England head coach Eddie Jones aims cheeky dig at the Wallabies ahead of Twickenham showdown

England head coach Eddie Jones stokes fire ahead of Australia clash as he claims rivals have an ‘inferiority complex’ as his side seek a record eighth successive win over Wallabies

  • England are seeking a record eighth successive win over their old rivals 
  • Eddie Jones sought to turn the screw ahead of Saturday’s Twickenham clash 
  • Wallabies head coach Dave Rennie has been forced to name a patched-up side 











Eddie Jones delved into his mind-games manual to heap the pressure on Australia by highlighting their ‘inferiority complex’ when it comes to facing England.

The head coach named a team featuring a surprisingly revamped back line – with Manu Tuilagi on the wing and a 10-12 axis of Marcus Smith and Owen Farrell – and, in time-honoured tradition, had a dig at his compatriots.

The tone was respectful and jocular but there was no doubting the ominous intent as Jones said: ‘We are ready to take on a very good Australian team and chase them down the street.’

England head coach Eddie Jones (above) has piled the pressure on injury-hit Australia

Wallabies head coach Dave Rennie was forced to name a patched-up side with loosehead prop James Slipper at tighthead, having already had to cope with the absence of star backs Quade Cooper, Marika Koroibete and Samu Kerevi.

So England optimism is well-founded and Jones sought to turn the screw ahead of Saturday’s Twickenham clash by emphasising the sky-high stakes they are confronted with.

England are seeking a record eighth successive win over their old rivals and Jones said: ‘Australians have a bit of an inferiority complex against the English and I understand it. The country started from convicts being sent down there. We’ve always looked up at England as the mother country.

‘I remember as a kid, we would stand around for the anthem and it was God Save The Queen. We were the smaller country of England so when we played them in sport, it was an opportunity to prove we were not the smaller country.

‘I know as an Australian — and it’s probably hard for the English to understand — what an important game this is for Australia. It doesn’t matter whether it’s the Olympics, Test cricket, rugby league. This is the game that defines their season.

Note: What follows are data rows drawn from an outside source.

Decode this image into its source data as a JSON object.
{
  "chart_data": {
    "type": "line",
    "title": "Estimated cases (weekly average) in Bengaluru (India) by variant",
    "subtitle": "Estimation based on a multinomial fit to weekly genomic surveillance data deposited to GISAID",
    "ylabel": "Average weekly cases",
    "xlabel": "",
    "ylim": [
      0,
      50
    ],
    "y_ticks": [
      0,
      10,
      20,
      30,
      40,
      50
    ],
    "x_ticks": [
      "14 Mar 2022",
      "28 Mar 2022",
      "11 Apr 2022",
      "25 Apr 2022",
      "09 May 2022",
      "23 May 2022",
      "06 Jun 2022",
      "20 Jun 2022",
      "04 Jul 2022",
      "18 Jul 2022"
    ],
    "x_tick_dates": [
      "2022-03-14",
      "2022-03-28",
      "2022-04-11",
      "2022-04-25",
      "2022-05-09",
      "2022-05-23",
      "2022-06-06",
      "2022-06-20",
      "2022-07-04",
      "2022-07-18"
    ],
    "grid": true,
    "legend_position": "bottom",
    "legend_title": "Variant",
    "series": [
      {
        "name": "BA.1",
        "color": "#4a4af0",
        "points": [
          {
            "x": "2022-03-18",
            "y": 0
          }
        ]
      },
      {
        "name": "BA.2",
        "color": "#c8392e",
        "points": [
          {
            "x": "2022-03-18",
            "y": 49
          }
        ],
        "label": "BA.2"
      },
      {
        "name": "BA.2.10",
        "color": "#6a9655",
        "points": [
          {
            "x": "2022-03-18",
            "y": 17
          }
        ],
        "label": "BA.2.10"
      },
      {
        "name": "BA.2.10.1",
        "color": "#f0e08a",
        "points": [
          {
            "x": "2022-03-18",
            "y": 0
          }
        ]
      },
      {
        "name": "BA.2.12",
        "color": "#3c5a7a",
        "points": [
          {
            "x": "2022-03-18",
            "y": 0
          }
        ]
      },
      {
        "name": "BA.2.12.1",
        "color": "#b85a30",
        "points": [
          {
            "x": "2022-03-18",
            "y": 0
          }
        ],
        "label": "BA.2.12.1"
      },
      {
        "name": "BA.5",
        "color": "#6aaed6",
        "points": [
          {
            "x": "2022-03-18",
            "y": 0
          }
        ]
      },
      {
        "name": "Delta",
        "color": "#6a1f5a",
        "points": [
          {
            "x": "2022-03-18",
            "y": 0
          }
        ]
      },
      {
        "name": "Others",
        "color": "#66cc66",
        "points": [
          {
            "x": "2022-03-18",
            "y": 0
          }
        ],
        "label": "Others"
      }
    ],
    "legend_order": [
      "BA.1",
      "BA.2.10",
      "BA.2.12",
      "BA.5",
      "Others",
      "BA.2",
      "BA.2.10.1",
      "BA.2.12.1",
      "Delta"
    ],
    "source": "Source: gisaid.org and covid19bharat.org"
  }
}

Marcus Smith and Owen Farrell will form a new-look creative hub in the England back line

Marcus Smith and Owen Farrell will form a new-look creative hub in the England back line

‘As much as they would have liked to win the game at Murrayfield, this is the game they have targeted. We understand how important it is to them. Just because the game’s gone professional, don’t assume that those long-term rivalries have lessened in importance.’

Despite the setback of losing against Scotland last Sunday, the Wallabies have been in revival mode this season – twice beating world champions South Africa during the Rugby Championship. So Jones was at pains to emphasise that they will not be taken lightly.

‘The Australian side have had a great run recently, they won five Tests in a row and have played some really good rugby under Dave Rennie,’ he said. ‘A number of the staff who have worked with me are on his staff, so they will be very well prepared. This is the game they want.’

As forecast by Sportsmail, Smith and captain Farrell will form a new-look creative hub in the England back line, after Jones was unable to pick them in tandem for the autumn opener against Tonga. He can see a chemistry rapidly developing between the pair, and even mentioned them in the same breath as two stellar combinations from the past, Aaron Mauger and Dan Carter of New Zealand and Australia’s Rod Kafer and Steve Larkham.

Wallabies head coach Dave Rennie has been forced to name a patched-up side for match

Wallabies head coach Dave Rennie has been forced to name a patched-up side for match

Jones said: ‘They are constantly talking and thinking about the game. We believe they are going to be a really good combination, not just for this game but in the future.’

Naming Tuilagi on the wing was a major shock as the Sale centre has only appeared out wide against New Zealand in 2014. It was an experiment that was never repeated – until now.

Jones claimed to have seen enough of the 30-year-old on the wing to convince him that the ploy could work. And he made clear that Tuilagi would have a fluid role.

‘The players will mix and match to their strengths and we believe that’s the best backline to play against Australia,’ he said.

‘I have seen Manu play on the wing and he can handle 12, 13, 11, 14 – but probably not 15. He can handle all those positions with aplomb and he’s in the best condition of his career. I’ve never seen his desire higher and his ability to play centre or wing for us is an added bonus.’